The form of the fuel tank comes down to the molding process, and from the beginning we decided against using any graphics other than pinstripes to bring out the shape. As we did with the RC212V, CBR1000RR and VFR1200F, we put the Honda wing logo on a badge. It's a small badge, but we considered a wide range of positions with millimeter-level precision, searching until we found the spot that perfectly complemented the side view of the bike.

I kept telling the team that we didn't need to give the fuel tank any particular individuality, but I think we ended up with a shape that, while simple, makes a lasting impression of true Honda style.

Meticulously designed, the fuel tank badge plays almost as important a role as the engine in the overall look. The designers searched with millimeter-level precision until they found the perfect position for the badge.

Beautiful functional parts in a beautiful silhouette

While designing the functional parts of the CB1100 for maximal beauty,
we kept one other thing in mind at all times: the silhouette.

What is the "silhouette"? It's the essential form of the bike that's still there when you take away the engine, fuel tank, seat and all the other details.

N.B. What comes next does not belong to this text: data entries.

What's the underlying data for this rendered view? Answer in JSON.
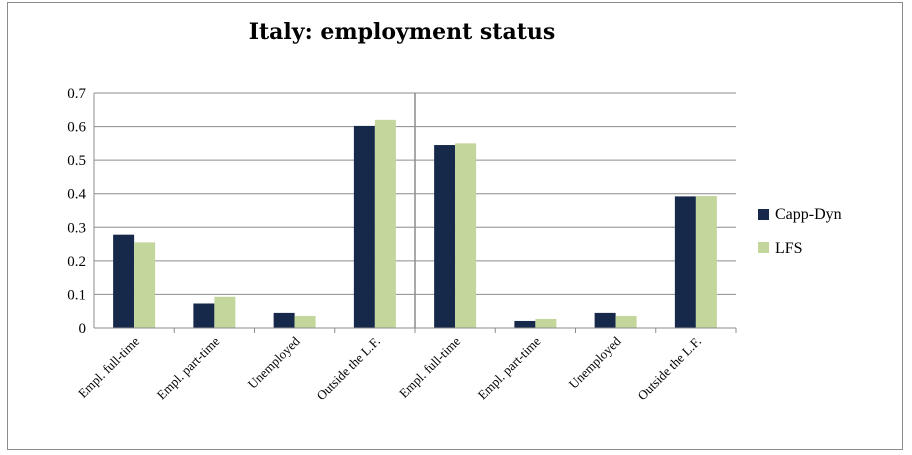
{
  "chart_data": {
    "type": "bar",
    "title": "Italy: employment status",
    "xlabel": "",
    "ylabel": "",
    "ylim": [
      0,
      0.7
    ],
    "yticks": [
      0,
      0.1,
      0.2,
      0.3,
      0.4,
      0.5,
      0.6,
      0.7
    ],
    "ytick_labels": [
      "0",
      "0.1",
      "0.2",
      "0.3",
      "0.4",
      "0.5",
      "0.6",
      "0.7"
    ],
    "grid": true,
    "legend": "right",
    "categories": [
      "Empl. full-time",
      "Empl. part-time",
      "Unemployed",
      "Outside the L.F.",
      "Empl. full-time",
      "Empl. part-time",
      "Unemployed",
      "Outside the L.F."
    ],
    "group_divider_after_index": 3,
    "series": [
      {
        "name": "Capp-Dyn",
        "color": "#17294a",
        "values": [
          0.278,
          0.073,
          0.045,
          0.602,
          0.545,
          0.021,
          0.045,
          0.392
        ]
      },
      {
        "name": "LFS",
        "color": "#c3d69b",
        "values": [
          0.255,
          0.093,
          0.036,
          0.62,
          0.55,
          0.027,
          0.036,
          0.393
        ]
      }
    ]
  }
}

What makes for a good motorcycle silhouette depends on the purpose the particular model is being created to fulfill. The silhouette of a super sport bike appears to be lower in front—like a crouching animal, ready to pounce. On the other hand, the silhouette of a cruiser has a low center of gravity and an easygoing feel overall.

The silhouette of the CB1100 can best be described by the word "dignified." It's not forced or strained, and it's not loose or lax, either. Rather, it simply extends its back straight forward with an upright posture. The shape and dimensions of the frame create this silhouette, which is then complemented by the proper placement of the beautifully designed functional parts, including the engine, fuel tank and seat. In this way, we created the beautiful and universally appealing design of the CB1100.

Without the fuel tank and seat, it is easy to see the silhouette of the CB1100. Although many types of bikes have become more forward-leaning over time, the CB1100 features a dignified upright posture.

With just a few small changes, the silhouette can make a vastly different impression. An initial sketch version went all the way to the clay model stage. Finding it to be too tense, the designers went back to the drawing board. The difference between it and the final CB1100 is striking.

Built on Honda's motorcycle origins. Polished to perfection

Although it offers a sporty ride, the CB1100 is not a sport bike. It's a great motorcycle to take on a tour, but it's not a tourer or a cruiser. Despite how good it feels to zip around town on the CB1100, it's not a street bike, either. Focused only on the elements that make a motorcycle a motorcycle, we built the CB1100 on the origins of Honda's motorcycles and polished it to perfection. The result is an archetypal "cool bike."

It's a bike that requires no big "Let's ride!" occasion or attitude. Rather, you can simply think, "The weather is nice—where shall I go?" and take your CB1100 for an easygoing spin. It's a bike that will soon become a trusted friend and ally.

Honda motorcycle designers will continue the search for new possibilities in performance and design. At the same time, by building our bikes on Honda's motorcycle origins and polishing them to perfection, we'll seek to offer true joy to bike fans and riders everywhere.

Going forward, expect great things from Honda!